It’s not often that one finds someone who embodies an odd philosophical position. Nobody really is a solipsist (although I think I knew someone once who was). I’m beginning to think, however, that E.J. Dionne, liberal columnist for the Washington Post, might be an epiphenomenalist, that is, someone who believes the mind has no causal influence on the body, but is merely a byproduct of the brain’s workings. The epiphenomenalist can merely observe the body doing the things it does, he cannot will the body to do as he wants. The body does what it wants, then the mind makes up a story explaining why that was what it wanted to do. In a similar fashion, Dionne observes political changes and viewpoints (even his own) without really intervening. Here he is yesterday:
The era of the religious right is over. Even absent the rise of urgent
new problems, Americans had already reached a point of exhaustion with
a religious style of politics that was dogmatic, partisan and
ideological.That style reflected a spirit far too certain of itself and far too
insistent on the moral depravity of its political adversaries. It had
the perverse effect of narrowing the range of issues on which religious
traditions would speak out and thinning our moral discourse. Precisely
because I believe in a strong public role for faith, I would insist
that it is a great sellout of those traditions to assert that religion
has much to say about abortion and same-sex marriage but little to
teach us about war and peace, social justice and the environment.

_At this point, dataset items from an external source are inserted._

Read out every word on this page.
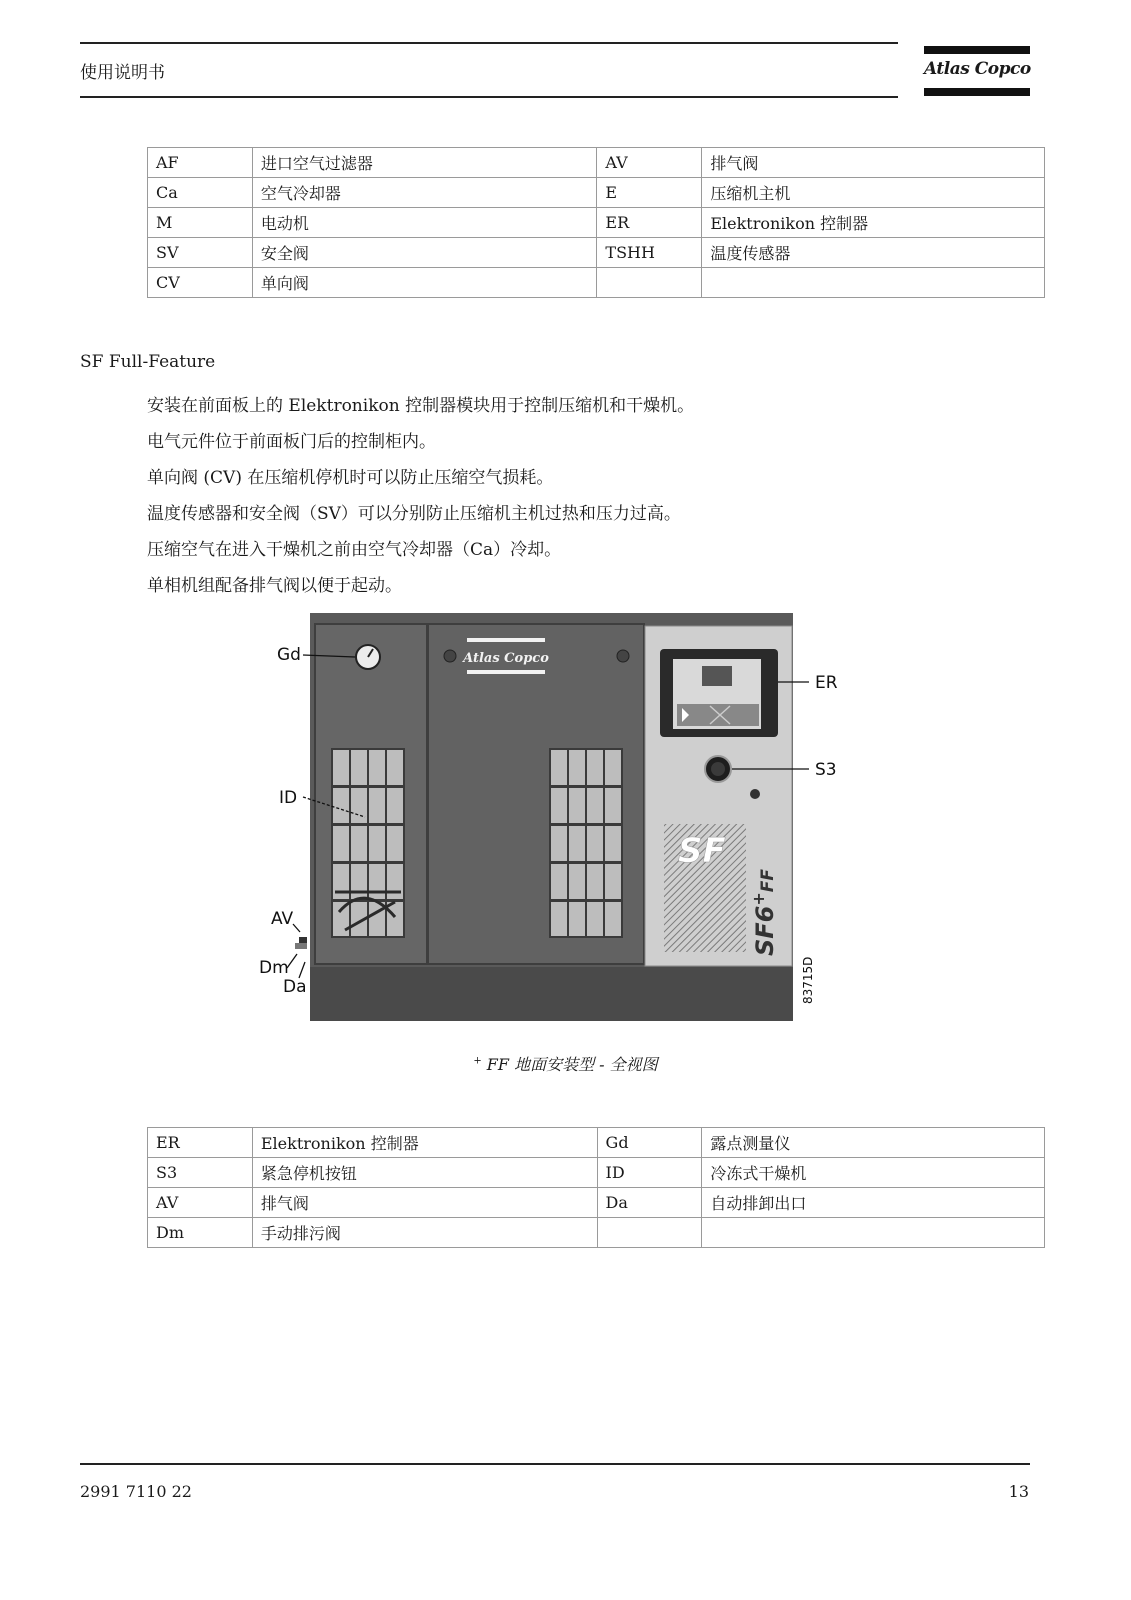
使用说明书	Atlas Copco
AF	进口空气过滤器	AV	排气阀
Ca	空气冷却器	E	压缩机主机
M	电动机	ER	Elektronikon 控制器
SV	安全阀	TSHH	温度传感器
CV	单向阀		
SF Full-Feature

安装在前面板上的 Elektronikon 控制器模块用于控制压缩机和干燥机。

电气元件位于前面板门后的控制柜内。

单向阀 (CV) 在压缩机停机时可以防止压缩空气损耗。

温度传感器和安全阀（SV）可以分别防止压缩机主机过热和压力过高。

压缩空气在进入干燥机之前由空气冷却器（Ca）冷却。

单相机组配备排气阀以便于起动。

Atlas Copco
SF
$SF6^+_{FF}$
Gd
ID
AV
Dm
Da
ER
S3
83715D
+ FF 地面安装型 - 全视图
ER	Elektronikon 控制器	Gd	露点测量仪
S3	紧急停机按钮	ID	冷冻式干燥机
AV	排气阀	Da	自动排卸出口
Dm	手动排污阀		
2991 7110 22	13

I’d have two things to say about that last paragraph. First, where someone else might say why faith ought to have a strong public role, Dionne uses his believe in faith (odd as that may see) as the explanans–the thing that explains–his position. This is pure Dionne, of course, where an argument is necessary, he brings an explanation. Thus his argumentative epiphenomenalism: no one in his world has reasons for her positions, there are in fact only personal or psychological explanations. These may be in some sense accurate and helpful, but they really belong to something other than political argument.
Here’s the second point. People whose faith differs from Dionne’s have a lot to say about war and peace, social justice, and the environment. It’s just a little different. Ok it’s a lot different. It involves Armageddon, dominion, and so forth. Dionne seems to think it’s wrong. Perhaps in another column he can argue for that claim. After all, they argue for theirs.
I never noticed the connection between the subjunctive and epiphenomenalism, but I think its an interesting point. The subjunctive distances the explainer from the action, like a narration describing one’s own actions with an air of inevitability. The "I" is no longer first-personal, but third-personal, and it becomes unclear who owns (authors?) what:"Precisely
because I believe in a strong public role for faith, I would insist
that it is a great sellout […]"H.W. Fowler (an intellectual ancestor to Strunk and White): "Subjunctives met with today, outside the few truly living uses, are
either deliberate revivals by poets for legitimate enough archaic
effect, or antiquated survivals as in pretentious journalism,
inflecting their context with dullness, or new arrivals possible only
in an age to which the grammar of the subjunctive is not natural but
artificial (Source: Wikipedia)."
Sorry about the formatting of the last post…not sure what happened there.